Dietro Wanderstop si cela un gruppo di autori che, pur provenendo da esperienze profondamente diverse, condividono una comune attenzione verso la narrazione interattiva. Il progetto nasce infatti all’interno di Ivy Road, studio fondato da Davey Wreden, autore di opere di culto come The Stanley Parable e The Beginner’s Guide, affiancato da Karla Zimonja, già sceneggiatrice di Gone Home e Tacoma, e dal compositore Daniel Rosenfeld, meglio conosciuto come C418, autore delle iconiche musiche di Minecraft. Una squadra difficilmente più qualificata per dare vita a un’opera che fa della sensibilità narrativa e dell’atmosfera i propri principali punti di forza.
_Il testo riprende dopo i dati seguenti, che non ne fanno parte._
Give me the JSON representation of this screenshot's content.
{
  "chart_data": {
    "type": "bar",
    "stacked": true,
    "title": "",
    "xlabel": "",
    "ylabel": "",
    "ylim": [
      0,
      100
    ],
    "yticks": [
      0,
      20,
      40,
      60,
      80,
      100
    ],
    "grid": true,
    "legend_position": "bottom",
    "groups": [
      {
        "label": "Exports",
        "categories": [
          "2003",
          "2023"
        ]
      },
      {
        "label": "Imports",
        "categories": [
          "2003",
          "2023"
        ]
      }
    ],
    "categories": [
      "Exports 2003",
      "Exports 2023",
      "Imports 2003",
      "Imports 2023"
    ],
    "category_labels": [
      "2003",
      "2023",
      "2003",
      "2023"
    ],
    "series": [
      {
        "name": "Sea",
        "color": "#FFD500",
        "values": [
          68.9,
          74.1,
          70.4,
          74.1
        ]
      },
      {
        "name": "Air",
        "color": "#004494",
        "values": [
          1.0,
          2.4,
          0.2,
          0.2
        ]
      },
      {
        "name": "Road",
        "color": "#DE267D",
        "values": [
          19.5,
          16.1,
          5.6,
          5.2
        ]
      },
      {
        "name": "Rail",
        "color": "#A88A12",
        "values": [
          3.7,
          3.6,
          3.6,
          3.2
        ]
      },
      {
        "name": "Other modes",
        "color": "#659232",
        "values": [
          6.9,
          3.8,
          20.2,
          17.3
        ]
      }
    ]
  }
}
La pubblicazione è naturalmente affidata ad Annapurna Interactive, realtà che ancora una volta dimostra di saper individuare progetti fortemente autoriali e difficilmente assimilabili alle produzioni più convenzionali. Non è un caso che lo stesso Davey Wreden abbia più volte raccontato come Wanderstop sia nato da una riflessione molto personale sul proprio rapporto con il lavoro creativo e con il burnout vissuto negli anni successivi al successo di The Stanley Parable. L’intero progetto assume così una dimensione quasi autobiografica, utilizzando il videogioco come mezzo per elaborare esperienze realmente vissute piuttosto che limitarsi a raccontare una storia di fantasia. L’approdo su Nintendo Switch 2 rappresenta un’occasione particolarmente interessante proprio per la natura dell’opera. Le sue sessioni di gioco raccolte, il ritmo volutamente lento e l’importanza attribuita ai dialoghi e alla contemplazione sembrano sposarsi perfettamente con la filosofia della console ibrida di Nintendo. È un peccato, semmai, che il lavoro di conversione non riesca sempre a valorizzare adeguatamente la qualità artistica del progetto, ma questo sarà un tema da approfondire più avanti. Resta comunque evidente come Wanderstop incarni perfettamente quella nuova generazione di produzioni indipendenti che preferiscono parlare direttamente alle emozioni del giocatore piuttosto che impressionarlo con effetti speciali o meccaniche spettacolari.